Looking for political cover in the wake of Dubaigate, the House passes a $7.4 billion port security bill 421-2, with money included for “new port security inspectors, nuclear weapons screening and the development of an automated system to pinpoint high-risk cargo. The 421 to 2 vote came just hours after the White House expressed strong misgivings over the cost and feasibility of the bill.“
“‘He has no political capital,’ said Tony Fabrizio, a Republican pollster. ‘Slowly but surely it’s been unraveling. There’s been a direct correlation between the trajectory of his approval numbers and the — I don’t want to call it disloyalty — the independence on the part of the Republicans in Congress.‘” In the wake of Dubaigate, Dubya gets more of the “Incredible Shrinking President” treatment from the rest of the GOP. If it quacks like a lameduck… (And, for those of y’all who think I’ll never say anything nice about Dubya, I would have agreed with you until very recently — but I actually think his post-Dubaigate remarks today were on target.)
Soon after GOP leaders tell Dubya the port deal is dead, Dubai Ports World pull the plug themselves by announcing they will divest all American interests, including operation of the six ports in question. Well, I guess it’s healthy to see Congress finally stand up to Dubya…but, frankly, this Dubai takeover has been a sideshow issue from the beginning. If only our reps demonstrated a similar spine on any number of other, more significant administration policies: the NSA wiretaps, the Patriot Act, prewar intelligence, our newfound proclivity to torture, bankruptcy legislation, you name it…including the still-extant question of port security.

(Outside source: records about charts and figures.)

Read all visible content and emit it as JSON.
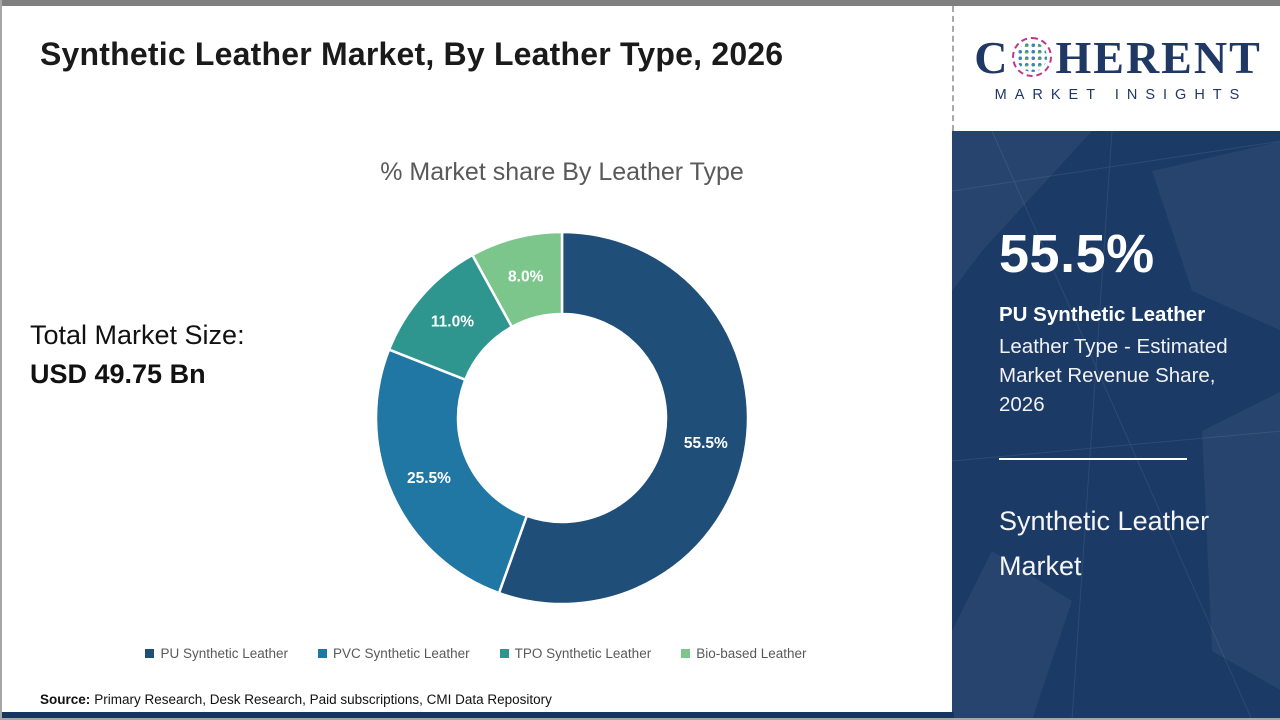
{
  "page": {
    "title": "Synthetic Leather Market, By Leather Type, 2026"
  },
  "logo": {
    "brand_first_letter": "C",
    "brand_rest": "HERENT",
    "tagline": "MARKET INSIGHTS",
    "globe_icon_colors": {
      "outer_ring": "#c2348b",
      "dots_blue": "#3a87b7",
      "dots_green": "#62b54c"
    },
    "brand_color": "#1f3864"
  },
  "chart_data": {
    "type": "pie",
    "subtype": "donut",
    "title": "% Market share By Leather Type",
    "categories": [
      "PU Synthetic Leather",
      "PVC Synthetic Leather",
      "TPO Synthetic Leather",
      "Bio-based Leather"
    ],
    "values": [
      55.5,
      25.5,
      11.0,
      8.0
    ],
    "value_labels": [
      "55.5%",
      "25.5%",
      "11.0%",
      "8.0%"
    ],
    "colors": [
      "#1f4e79",
      "#2077a4",
      "#2e968f",
      "#7cc68c"
    ],
    "unit": "%",
    "start_angle_deg": 0,
    "direction": "clockwise",
    "legend_position": "bottom"
  },
  "total_market": {
    "label": "Total Market Size:",
    "value": "USD 49.75 Bn"
  },
  "sidebar": {
    "headline_value": "55.5%",
    "headline_label": "PU Synthetic Leather",
    "description": "Leather Type - Estimated Market Revenue Share, 2026",
    "footer_title": "Synthetic Leather Market",
    "background_color": "#1b3a66"
  },
  "source": {
    "label": "Source:",
    "text": "Primary Research, Desk Research, Paid subscriptions, CMI Data Repository"
  },
  "chrome_colors": {
    "top_bar": "#7f7f7f",
    "bottom_bar": "#17365d"
  }
}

“‘Listen, this is a very big political problem,’ said House Majority Leader John A. Boehner (R-Ohio), explaining that he had to give his rank-and-file members a chance to vote. ‘There are two things that go on in this town. We do public policy, and we do politics. And you know, most bills at the end of the day, the politics and the policy kind of come together, but not always. And we are into one of these situations where this has become a very hot political potato.’” Content to curl up like lapdogs when civil liberties are on the table, Republicans remain livid over Dubaigate, with House leaders setting up a voice vote to kill the port deal in the next few days. Update: It has begun — the House Appropriations Committee votes 62-2 to add a block of the deal to a war funding measure.
“A behind-the-scenes reconstruction of the ports deal’s rapid evolution from obscurity to uproar shows how Bush was blindsided by the same emotion-laden politics of terrorism that he used to win elections in 2002 and 2004. It also raises anew questions of why the White House message machine, so sharply effective in the first term, seemingly has gone dull in the second.” As the Dubai Port World deal goes under 45-day review, the Post assesses the Dubya administration’s dismal PR performance during Dubaigate.
“There are many, many problems that we face in maritime security — and they’re not the United Arab Emirates.” Dubaigate continues to have legs, with both parties in an uproar and the port takeover now on hold so Dubya can convince Congress it’s a good idea (or at the very least get his story straight.) Well, as Dan Froomkin noted, inasmuch as this story draws attention to the broader issues of outsourcing, port security, and questionable White House decisionmaking, I’m all for it. But, given all the shadiness this administration has been up to of late, I’m a bit surprised that this relatively innocuous UAE deal has blown up as it has. (I mean, when Dubya recently decided he’d eviscerate our constitutional system of checks and balances, the Senate just rolled over.) Well, don’t look a gift horse in the mouth, I suppose.
Members of both parties, including now the GOP governors of New York and Maryland, question government approval of the sale of a British port security firm (which operates six major U.S. ports) to Dubai Ports World, a company based in the United Arab Emirates. “Dubai Ports will not ‘own’ the U.S. facilities, but will inherit the P&O’s contracts to run them, with no changes in the dockside personnel or the U.S. government security operations that currently apply to them.” Hmm. The transaction should be looked at carefully, sure, but, as the TIME article notes, the fact that this company is based in Dubai is much less important than the broader issue of port security standards. Update: Strange bedfellows: Carter backs Dubya, Frist doesn’t. Update 2: Port security link via Medley.
As if the revelations of Syria’s role in the Hariri assassination weren’t disturbing enough, now the recently-elected president of Iran, a state with nuclear ambitions, is making nightmarish and freakshow statements reasserting the goal of Israel’s destruction. With rhetoric escalating and five years of Dubya’s “with-us-or-against-us” diplomacy helping to shore up hardliners across the Middle East, it seems Iraq may soon be the least of our problems in the region.